Director Scott Cooper’s take on the tale of Whitey Bulger is a dark and sordid one. Cooper doesn’t attempt to make light of Bulger or his colleagues, and you are never left in any doubt that these were very dangerous men, and Cooper has the ability to show this to the fullest. His previous film, Out of the Furnace also showcased a similarly dark nature which fits neatly with the dark acts of the Winter Hill gang.
What is odd though, is the attempt at making the Winter Hill gang and the film as a whole feel like Goodfellas or The Departed. While its portrayal of these gangsters is very brutal, it can never quite work out if it wants to demonise them or make them appear like celebrities. Perhaps this was intentional, although one can never quite tell, but the allure of the lifestyle is abundantly clear and the lines soon blur for the corrupt and those who are meant to be upholding the law.

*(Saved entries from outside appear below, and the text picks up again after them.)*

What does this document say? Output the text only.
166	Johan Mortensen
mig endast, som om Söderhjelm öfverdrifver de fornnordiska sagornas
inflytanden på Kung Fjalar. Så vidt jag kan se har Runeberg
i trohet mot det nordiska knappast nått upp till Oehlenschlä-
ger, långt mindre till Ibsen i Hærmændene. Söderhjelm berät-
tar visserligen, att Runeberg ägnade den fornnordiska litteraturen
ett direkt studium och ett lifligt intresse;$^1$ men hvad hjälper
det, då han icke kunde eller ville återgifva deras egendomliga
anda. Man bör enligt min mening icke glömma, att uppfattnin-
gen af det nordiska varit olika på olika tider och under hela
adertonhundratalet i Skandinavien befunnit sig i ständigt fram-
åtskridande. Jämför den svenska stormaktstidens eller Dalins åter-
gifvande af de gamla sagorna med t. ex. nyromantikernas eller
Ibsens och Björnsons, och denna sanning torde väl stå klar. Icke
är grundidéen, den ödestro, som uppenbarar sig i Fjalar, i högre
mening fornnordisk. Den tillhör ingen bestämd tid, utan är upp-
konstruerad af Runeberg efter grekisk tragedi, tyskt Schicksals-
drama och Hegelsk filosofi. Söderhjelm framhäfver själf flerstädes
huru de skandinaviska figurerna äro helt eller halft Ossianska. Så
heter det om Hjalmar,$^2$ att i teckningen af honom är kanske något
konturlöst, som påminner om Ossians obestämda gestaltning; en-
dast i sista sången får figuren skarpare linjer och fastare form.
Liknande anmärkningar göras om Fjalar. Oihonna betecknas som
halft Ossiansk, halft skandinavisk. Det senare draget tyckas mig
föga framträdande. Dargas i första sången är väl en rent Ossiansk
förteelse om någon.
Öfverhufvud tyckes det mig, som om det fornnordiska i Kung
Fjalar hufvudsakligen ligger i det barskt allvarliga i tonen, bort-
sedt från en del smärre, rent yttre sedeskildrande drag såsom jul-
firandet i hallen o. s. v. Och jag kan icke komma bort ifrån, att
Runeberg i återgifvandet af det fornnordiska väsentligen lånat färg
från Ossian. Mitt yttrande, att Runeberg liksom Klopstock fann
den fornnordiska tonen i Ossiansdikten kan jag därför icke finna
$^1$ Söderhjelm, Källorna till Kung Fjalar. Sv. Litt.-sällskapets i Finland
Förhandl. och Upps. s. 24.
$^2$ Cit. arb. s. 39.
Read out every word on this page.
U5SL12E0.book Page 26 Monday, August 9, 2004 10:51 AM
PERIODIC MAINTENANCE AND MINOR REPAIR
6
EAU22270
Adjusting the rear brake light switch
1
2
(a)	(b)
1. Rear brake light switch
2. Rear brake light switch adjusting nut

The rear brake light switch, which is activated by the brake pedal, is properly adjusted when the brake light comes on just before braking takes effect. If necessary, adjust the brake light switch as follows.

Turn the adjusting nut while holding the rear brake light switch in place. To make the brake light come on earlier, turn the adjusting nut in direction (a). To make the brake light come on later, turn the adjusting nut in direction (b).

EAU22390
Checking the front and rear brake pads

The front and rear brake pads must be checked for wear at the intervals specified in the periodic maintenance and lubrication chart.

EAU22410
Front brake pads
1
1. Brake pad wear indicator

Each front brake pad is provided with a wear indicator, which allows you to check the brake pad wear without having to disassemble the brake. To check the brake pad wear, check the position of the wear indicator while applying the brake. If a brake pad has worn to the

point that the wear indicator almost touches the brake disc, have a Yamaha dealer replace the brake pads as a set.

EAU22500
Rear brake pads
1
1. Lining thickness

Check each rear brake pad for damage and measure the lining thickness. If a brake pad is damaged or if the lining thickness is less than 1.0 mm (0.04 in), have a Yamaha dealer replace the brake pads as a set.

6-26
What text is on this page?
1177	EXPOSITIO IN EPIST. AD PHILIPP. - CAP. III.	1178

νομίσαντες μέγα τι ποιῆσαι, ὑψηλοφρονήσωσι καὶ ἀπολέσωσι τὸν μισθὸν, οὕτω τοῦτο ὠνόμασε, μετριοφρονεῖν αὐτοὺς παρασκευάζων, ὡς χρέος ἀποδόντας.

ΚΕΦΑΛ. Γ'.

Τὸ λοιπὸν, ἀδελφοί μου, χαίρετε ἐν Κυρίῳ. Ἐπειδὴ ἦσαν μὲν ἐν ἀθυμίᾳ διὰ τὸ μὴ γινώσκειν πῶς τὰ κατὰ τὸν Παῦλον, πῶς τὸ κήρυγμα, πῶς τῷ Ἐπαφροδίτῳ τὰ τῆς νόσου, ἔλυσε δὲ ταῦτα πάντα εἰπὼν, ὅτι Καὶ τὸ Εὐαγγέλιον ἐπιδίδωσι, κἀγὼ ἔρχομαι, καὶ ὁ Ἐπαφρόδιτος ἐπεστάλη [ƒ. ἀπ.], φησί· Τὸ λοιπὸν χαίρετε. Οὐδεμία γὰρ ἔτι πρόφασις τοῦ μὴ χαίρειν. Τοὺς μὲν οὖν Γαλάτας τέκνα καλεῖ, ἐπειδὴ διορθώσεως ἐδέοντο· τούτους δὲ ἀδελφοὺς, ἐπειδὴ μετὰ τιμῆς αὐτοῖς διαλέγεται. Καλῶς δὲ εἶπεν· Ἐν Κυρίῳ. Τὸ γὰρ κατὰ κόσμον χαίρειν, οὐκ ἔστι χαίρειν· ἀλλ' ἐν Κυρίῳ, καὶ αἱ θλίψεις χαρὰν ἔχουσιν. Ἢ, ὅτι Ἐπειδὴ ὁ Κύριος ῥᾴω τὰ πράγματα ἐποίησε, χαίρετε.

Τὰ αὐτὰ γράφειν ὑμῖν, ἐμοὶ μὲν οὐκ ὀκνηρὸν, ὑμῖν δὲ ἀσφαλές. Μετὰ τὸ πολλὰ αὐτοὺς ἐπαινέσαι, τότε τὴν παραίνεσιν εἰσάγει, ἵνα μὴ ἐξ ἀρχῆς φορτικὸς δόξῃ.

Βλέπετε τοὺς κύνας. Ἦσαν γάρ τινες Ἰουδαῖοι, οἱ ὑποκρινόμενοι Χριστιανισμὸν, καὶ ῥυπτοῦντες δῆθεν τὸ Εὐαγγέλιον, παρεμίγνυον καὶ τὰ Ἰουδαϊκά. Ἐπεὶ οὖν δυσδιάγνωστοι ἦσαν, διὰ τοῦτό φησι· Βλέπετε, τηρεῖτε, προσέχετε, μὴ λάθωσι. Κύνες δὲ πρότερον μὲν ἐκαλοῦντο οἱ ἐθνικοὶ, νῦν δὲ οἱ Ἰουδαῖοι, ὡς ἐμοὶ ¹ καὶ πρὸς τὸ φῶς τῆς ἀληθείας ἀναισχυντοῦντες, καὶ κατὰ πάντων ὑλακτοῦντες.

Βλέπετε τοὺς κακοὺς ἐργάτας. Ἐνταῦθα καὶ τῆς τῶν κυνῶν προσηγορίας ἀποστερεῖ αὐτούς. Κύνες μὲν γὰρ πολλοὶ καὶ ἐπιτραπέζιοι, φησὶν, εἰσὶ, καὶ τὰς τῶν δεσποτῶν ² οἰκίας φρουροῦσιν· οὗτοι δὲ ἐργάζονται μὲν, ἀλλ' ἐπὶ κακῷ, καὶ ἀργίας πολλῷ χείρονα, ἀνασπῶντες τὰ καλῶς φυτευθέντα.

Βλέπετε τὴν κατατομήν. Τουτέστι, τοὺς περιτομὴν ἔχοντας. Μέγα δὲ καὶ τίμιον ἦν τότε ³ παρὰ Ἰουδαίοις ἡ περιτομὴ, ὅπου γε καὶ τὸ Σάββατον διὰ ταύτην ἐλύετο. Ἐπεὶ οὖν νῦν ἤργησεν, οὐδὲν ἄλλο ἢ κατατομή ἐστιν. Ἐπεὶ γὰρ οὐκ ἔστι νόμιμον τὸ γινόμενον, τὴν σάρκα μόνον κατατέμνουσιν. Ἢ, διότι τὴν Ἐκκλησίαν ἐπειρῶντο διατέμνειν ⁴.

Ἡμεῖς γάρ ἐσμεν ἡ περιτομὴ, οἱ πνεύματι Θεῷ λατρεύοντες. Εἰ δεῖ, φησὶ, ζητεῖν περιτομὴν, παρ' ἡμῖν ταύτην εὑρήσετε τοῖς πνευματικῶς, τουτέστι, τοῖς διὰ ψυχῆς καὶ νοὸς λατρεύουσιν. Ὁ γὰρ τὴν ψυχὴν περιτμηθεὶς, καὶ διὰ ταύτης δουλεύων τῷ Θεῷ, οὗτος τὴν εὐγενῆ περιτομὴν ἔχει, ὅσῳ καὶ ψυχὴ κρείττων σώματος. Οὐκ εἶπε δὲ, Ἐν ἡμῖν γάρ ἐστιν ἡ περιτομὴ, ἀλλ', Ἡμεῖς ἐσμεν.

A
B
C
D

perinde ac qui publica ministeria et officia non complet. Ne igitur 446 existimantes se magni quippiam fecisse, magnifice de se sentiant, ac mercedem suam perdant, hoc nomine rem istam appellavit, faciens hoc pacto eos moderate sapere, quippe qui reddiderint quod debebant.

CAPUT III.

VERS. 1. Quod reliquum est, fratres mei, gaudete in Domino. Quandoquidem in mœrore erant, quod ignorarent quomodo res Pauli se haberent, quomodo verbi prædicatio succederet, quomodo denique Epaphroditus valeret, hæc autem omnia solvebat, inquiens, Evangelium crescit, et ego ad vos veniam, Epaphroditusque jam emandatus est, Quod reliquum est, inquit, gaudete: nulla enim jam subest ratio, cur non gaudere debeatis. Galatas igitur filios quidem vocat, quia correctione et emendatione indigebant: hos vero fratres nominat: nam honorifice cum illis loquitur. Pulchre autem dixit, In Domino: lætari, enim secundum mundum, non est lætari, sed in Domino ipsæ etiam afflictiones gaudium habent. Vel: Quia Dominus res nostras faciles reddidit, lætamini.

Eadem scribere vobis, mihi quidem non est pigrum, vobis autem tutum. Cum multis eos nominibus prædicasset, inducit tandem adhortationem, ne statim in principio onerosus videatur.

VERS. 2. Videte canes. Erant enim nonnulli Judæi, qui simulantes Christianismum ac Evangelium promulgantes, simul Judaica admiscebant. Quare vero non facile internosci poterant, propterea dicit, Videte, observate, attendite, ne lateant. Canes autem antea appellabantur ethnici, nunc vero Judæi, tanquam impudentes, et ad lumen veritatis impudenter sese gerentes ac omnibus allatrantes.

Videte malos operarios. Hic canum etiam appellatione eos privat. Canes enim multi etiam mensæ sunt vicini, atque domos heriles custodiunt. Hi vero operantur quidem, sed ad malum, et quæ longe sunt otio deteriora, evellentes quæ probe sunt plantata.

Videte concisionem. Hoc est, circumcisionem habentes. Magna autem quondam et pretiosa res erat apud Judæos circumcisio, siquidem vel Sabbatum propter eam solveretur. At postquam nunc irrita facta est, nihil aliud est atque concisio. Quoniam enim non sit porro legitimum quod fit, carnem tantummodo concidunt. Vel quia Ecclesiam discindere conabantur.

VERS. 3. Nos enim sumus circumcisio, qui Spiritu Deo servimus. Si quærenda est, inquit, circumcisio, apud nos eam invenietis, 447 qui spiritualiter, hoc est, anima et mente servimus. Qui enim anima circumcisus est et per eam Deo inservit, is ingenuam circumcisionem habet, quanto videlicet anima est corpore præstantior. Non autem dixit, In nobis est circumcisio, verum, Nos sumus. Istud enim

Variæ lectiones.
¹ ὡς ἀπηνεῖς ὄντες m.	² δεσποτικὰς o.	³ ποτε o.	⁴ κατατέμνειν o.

It’s easy to see why people fell for Whitey and his crew, he’s dangerous and charismatic and Depp fully embodies him. It is fair to say that this is probably the best performance that Depp has put in for a while. He has cast aside the Mad Hatter routine and, while still deep in prosthetics, he puts every ounce of himself into the role and entirely convinces as a man who was once on the FBI’s ten most wanted list.
Black Mass also has one of the best supporting casts that any film has seen in a long while. Joel Edgerton, Dakota Johnson, Corey Stoll, Kevin Bacon and Benedict Cumberbatch are just a few of the well chosen actors who lend gravitas and an emotional punch to the film. Edgerton in particular is very good as the FBI agent who forms an allegiance with Whitey, and who then struggles to keep the relationship professional. The only down side to any of the supporting cast is Cumberbatch’s awkward Boston accent.
Black Mass is a decent enough film, it’s fine in the way that watching two episodes of Friends when you get home from work is fine. It passes the time, but never quite grabs you by the balls in the way a film with this subject matter should. Depp and the supporting cast aside, Black Mass is an average gangster film with delusions of grandeur.
Becoming Whitey Bulger is the lone extra on the DVD release of Black Mass.